この人は何か技術的に問題があるのか、音程が不安定で、トーンがアンマリ長続きしないような吹き方なんですよ。
あと、せっつくような独特のフレージング。
現在のサキソフォンの吹き方から考えたら相当に問題があると思いますけども、そこがなんともたまらないんです。
技術的な稚拙さが、彼独特の魅力になっているんです。
というか、それが表現になっているんですね。
フルートは比較的普通に吹いているんですけど(フルートはちゃんとした技術で吹かないとそもそも音が鳴りませんので)、アルトのどこかアナーキーな魅力は、ジャッキー・マクリーンとかティナ・ブルックスのようなB級バップの味わいがあり、好きになるとトコトンじゃぶりつきたくなる旨味があります。
ドラムに、ICPオーケストラのドラマーとして、大変有名なハン・ベニンクがいるのも面白いですね。
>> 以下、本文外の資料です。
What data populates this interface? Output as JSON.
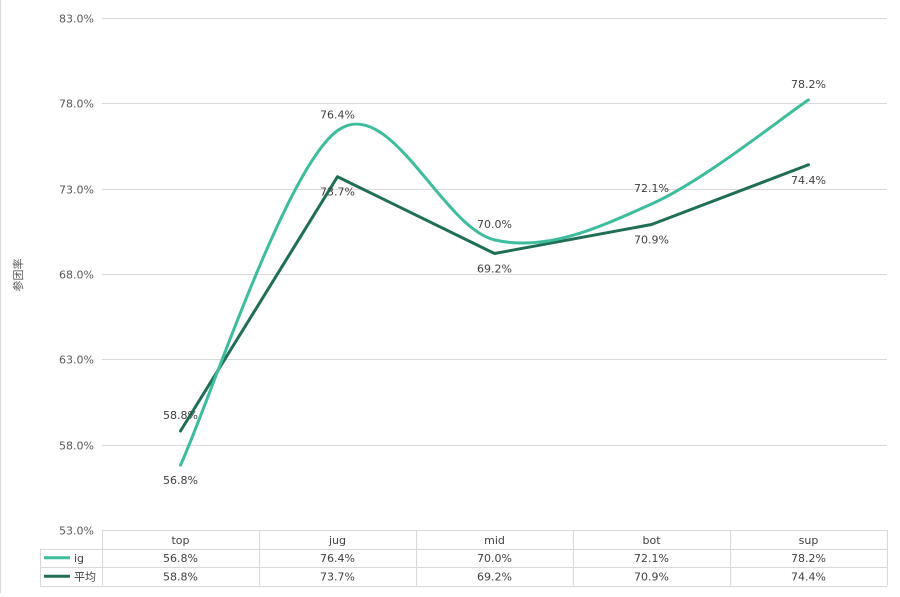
{
  "chart_data": {
    "type": "line",
    "title": "",
    "xlabel": "",
    "ylabel": "参团率",
    "categories": [
      "top",
      "jug",
      "mid",
      "bot",
      "sup"
    ],
    "ylim": [
      53.0,
      83.0
    ],
    "yticks": [
      53.0,
      58.0,
      63.0,
      68.0,
      73.0,
      78.0,
      83.0
    ],
    "ytick_labels": [
      "53.0%",
      "58.0%",
      "63.0%",
      "68.0%",
      "73.0%",
      "78.0%",
      "83.0%"
    ],
    "grid": true,
    "series": [
      {
        "name": "ig",
        "values": [
          56.8,
          76.4,
          70.0,
          72.1,
          78.2
        ],
        "labels": [
          "56.8%",
          "76.4%",
          "70.0%",
          "72.1%",
          "78.2%"
        ],
        "color": "#3dbd9c",
        "smooth": true
      },
      {
        "name": "平均",
        "values": [
          58.8,
          73.7,
          69.2,
          70.9,
          74.4
        ],
        "labels": [
          "58.8%",
          "73.7%",
          "69.2%",
          "70.9%",
          "74.4%"
        ],
        "color": "#216e57",
        "smooth": false
      }
    ],
    "data_table": true
  }
}
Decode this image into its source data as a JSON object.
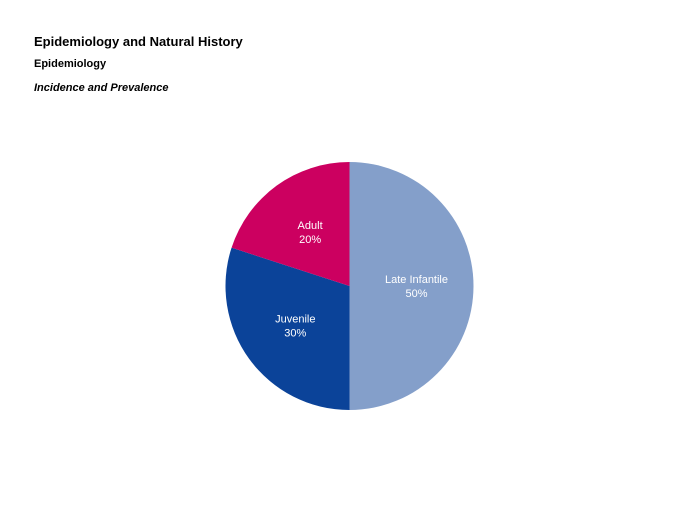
{
  "header": {
    "title": "Epidemiology and Natural History",
    "section": "Epidemiology",
    "subsection": "Incidence and Prevalence"
  },
  "chart_data": {
    "type": "pie",
    "title": "",
    "slices": [
      {
        "label": "Late Infantile",
        "value": 50,
        "value_label": "50%",
        "color": "#849fca"
      },
      {
        "label": "Juvenile",
        "value": 30,
        "value_label": "30%",
        "color": "#0b4399"
      },
      {
        "label": "Adult",
        "value": 20,
        "value_label": "20%",
        "color": "#cc0060"
      }
    ],
    "start_angle": "12 o'clock",
    "direction": "clockwise",
    "legend": "none",
    "labels_inside": true
  }
}
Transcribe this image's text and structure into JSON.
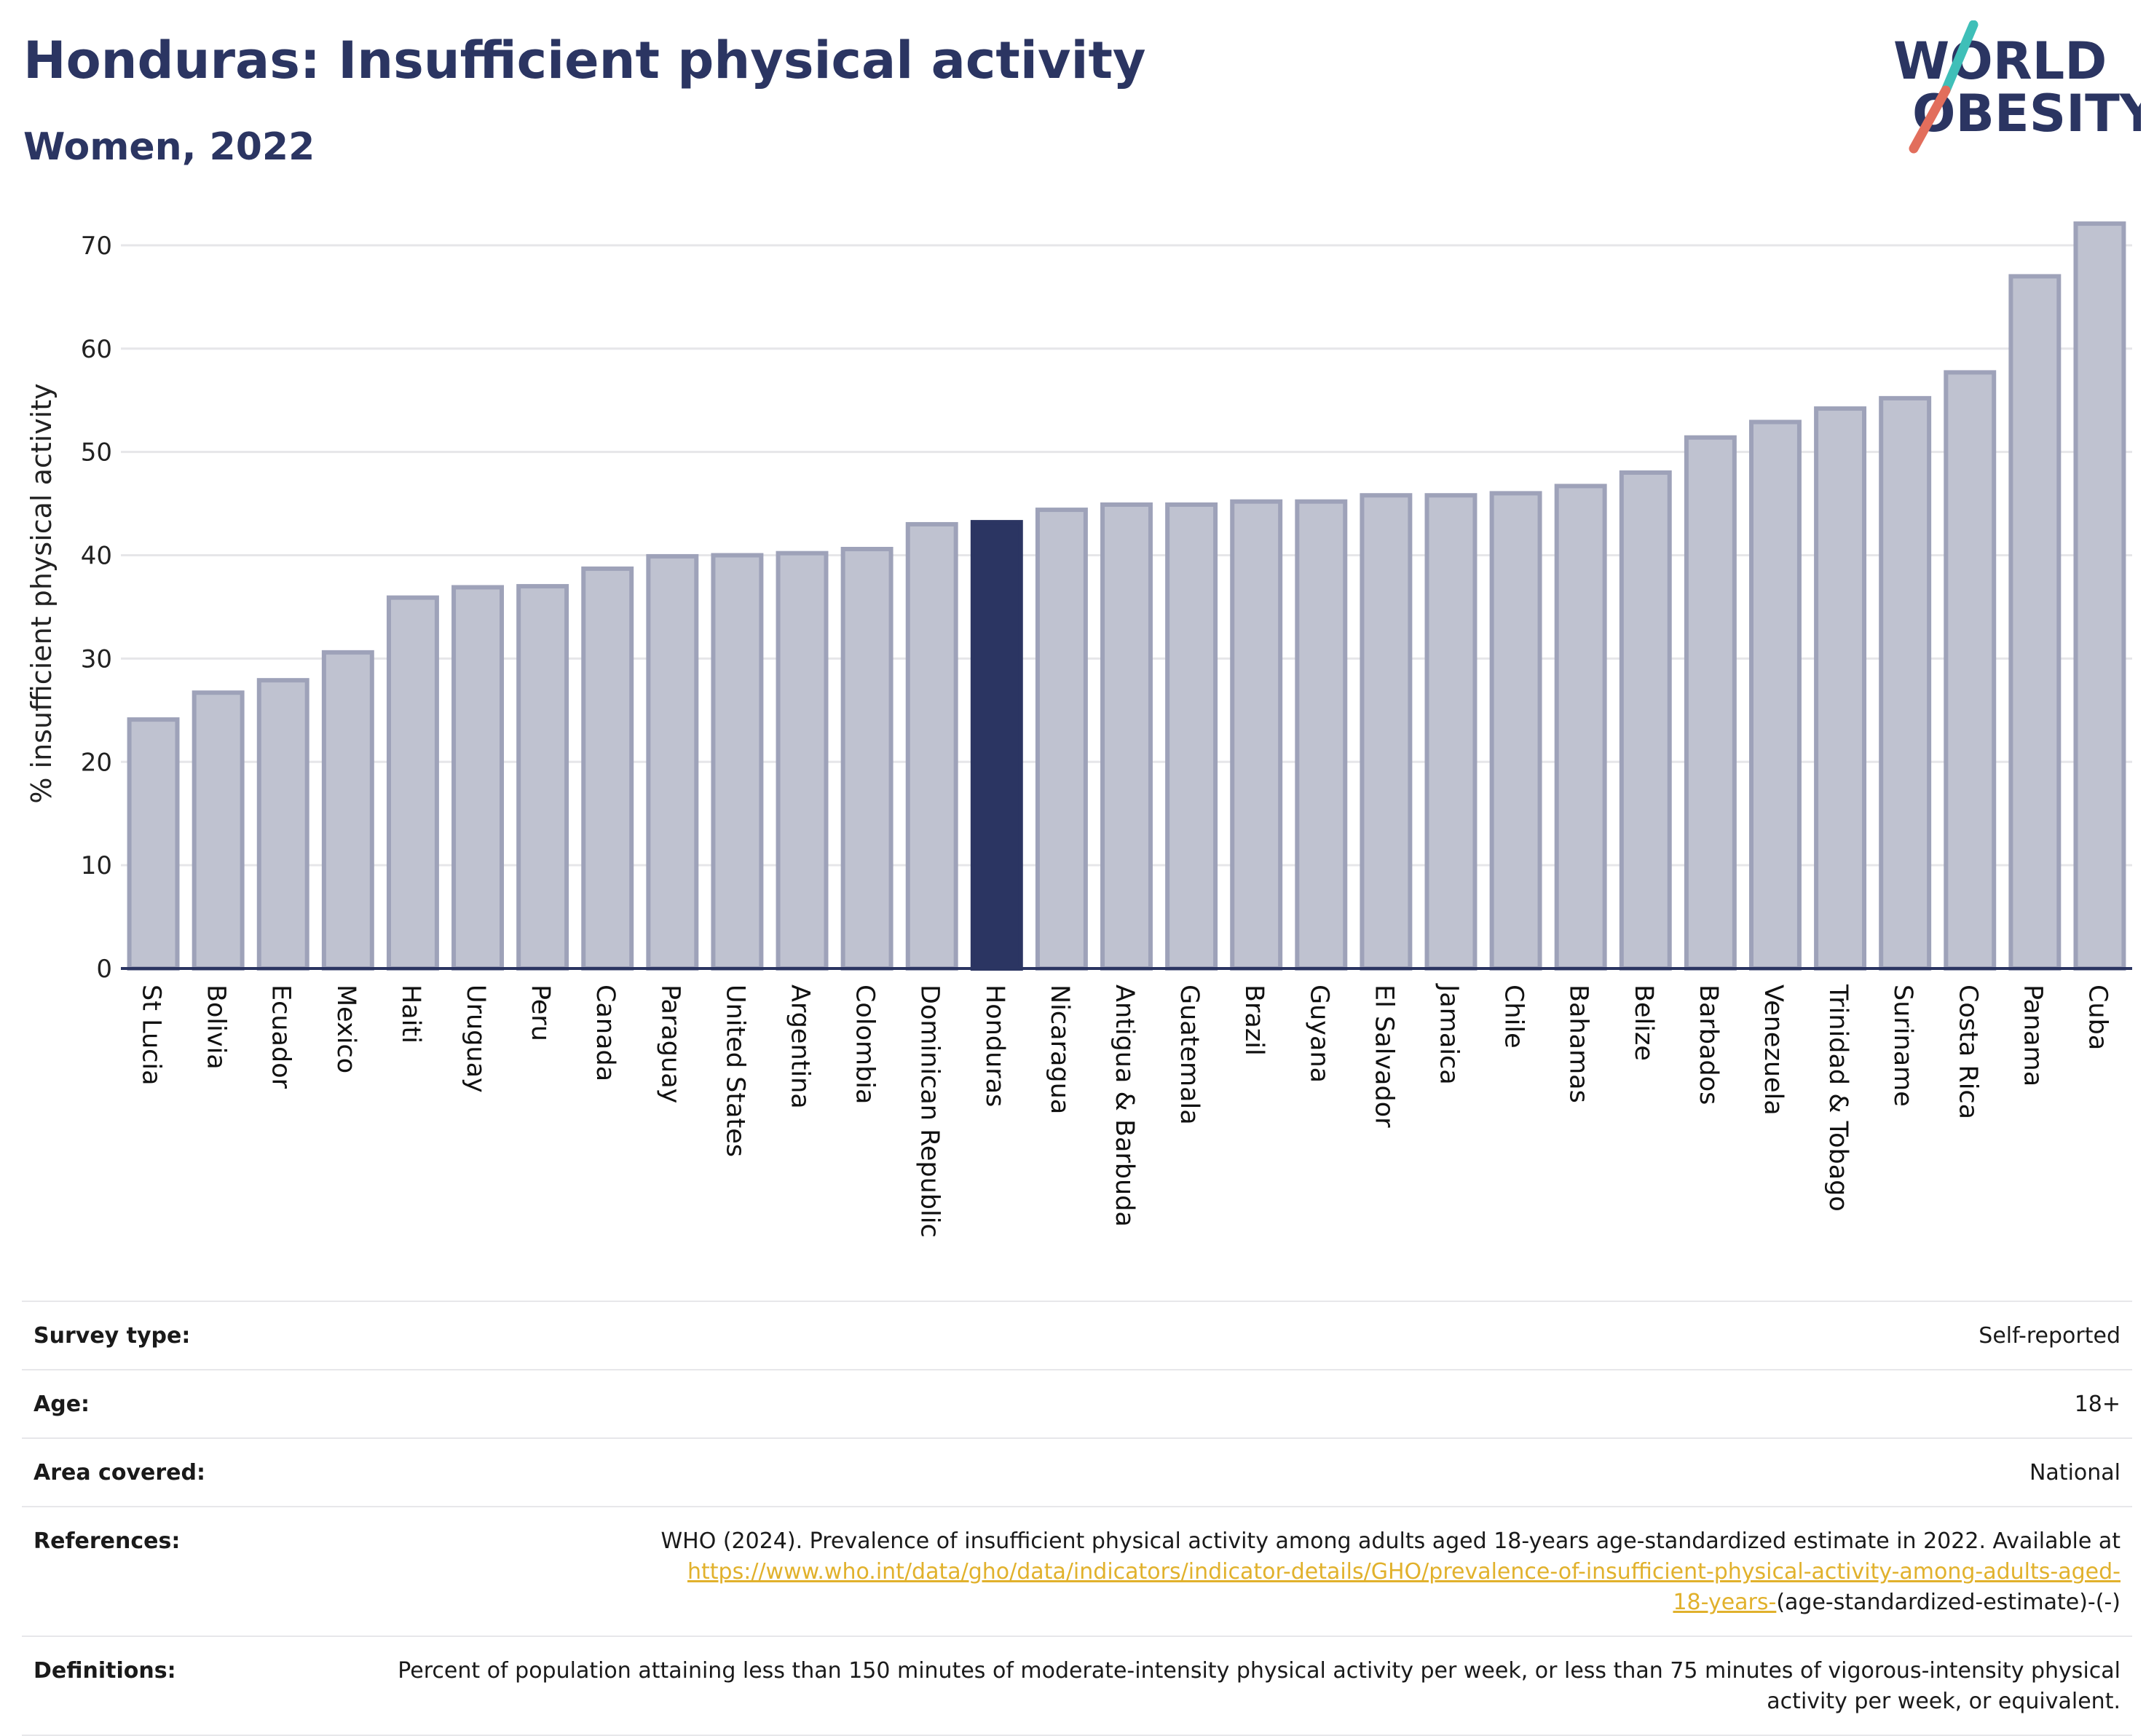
{
  "header": {
    "title": "Honduras: Insufficient physical activity",
    "subtitle": "Women, 2022",
    "logo_line1_left": "W",
    "logo_line1_o": "O",
    "logo_line1_right": "RLD",
    "logo_line2_o": "O",
    "logo_line2_rest": "BESITY"
  },
  "colors": {
    "title": "#2b3562",
    "bar": "#bfc2d0",
    "bar_border": "#9ea2b9",
    "highlight": "#2b3562",
    "link": "#e1b12c",
    "logo_teal": "#3fbfb8",
    "logo_coral": "#e26e5c"
  },
  "chart_data": {
    "type": "bar",
    "ylabel": "% insufficient physical activity",
    "ylim": [
      0,
      72.6
    ],
    "yticks": [
      0,
      10,
      20,
      30,
      40,
      50,
      60,
      70
    ],
    "grid": true,
    "highlight": "Honduras",
    "categories": [
      "St Lucia",
      "Bolivia",
      "Ecuador",
      "Mexico",
      "Haiti",
      "Uruguay",
      "Peru",
      "Canada",
      "Paraguay",
      "United States",
      "Argentina",
      "Colombia",
      "Dominican Republic",
      "Honduras",
      "Nicaragua",
      "Antigua & Barbuda",
      "Guatemala",
      "Brazil",
      "Guyana",
      "El Salvador",
      "Jamaica",
      "Chile",
      "Bahamas",
      "Belize",
      "Barbados",
      "Venezuela",
      "Trinidad & Tobago",
      "Suriname",
      "Costa Rica",
      "Panama",
      "Cuba"
    ],
    "values": [
      24.1,
      26.7,
      27.9,
      30.6,
      35.9,
      36.9,
      37.0,
      38.7,
      39.9,
      40.0,
      40.2,
      40.6,
      43.0,
      43.2,
      44.4,
      44.9,
      44.9,
      45.2,
      45.2,
      45.8,
      45.8,
      46.0,
      46.7,
      48.0,
      51.4,
      52.9,
      54.2,
      55.2,
      57.7,
      67.0,
      72.1
    ]
  },
  "info": {
    "survey_type_label": "Survey type:",
    "survey_type_value": "Self-reported",
    "age_label": "Age:",
    "age_value": "18+",
    "area_label": "Area covered:",
    "area_value": "National",
    "references_label": "References:",
    "references_text": "WHO (2024). Prevalence of insufficient physical activity among adults aged 18-years age-standardized estimate in 2022. Available at",
    "references_link_line1": "https://www.who.int/data/gho/data/indicators/indicator-details/GHO/prevalence-of-insufficient-physical-activity-among-adults-aged-",
    "references_link_line2": "18-years-",
    "references_tail": "(age-standardized-estimate)-(-)",
    "definitions_label": "Definitions:",
    "definitions_text": "Percent of population attaining less than 150 minutes of moderate-intensity physical activity per week, or less than 75 minutes of vigorous-intensity physical activity per week, or equivalent."
  }
}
ココでは、先輩たちを立てて、普通のジャズドラマーに徹しています。
モダンジャズは信じがたいほどの超人、天才がゴロゴロいたわけですけども、ここでのトーマやペルゼルのような、決して、華々しい脚光を浴びたわけではないのですけども、ディープなジャズファンには決して忘れる事のできない味わいで勝負していた無数のジャズメンがおりまして、こういうミュージシャンが好きになってしまうと、ジャズからはなかなか離れられなくなってしまいますね。
残念ながら、レコードはベルギーのマイナーレーベルから出たっきりで再発された形跡はなく、CD化もされていません。
オリジナル盤を丹念に探すしか、聴く術が今のところないのが実情です。。
このレコードを持っているジャズ喫茶へ行ってみるのもいいかもしれません。
アメリカのジャズをある程度探求し尽くした人には、是非オススメいたします。
ルネ・トーマは仕事先のバルセロナで心臓発作のため、急死してしまい、コレは彼の最晩年の録音となりました。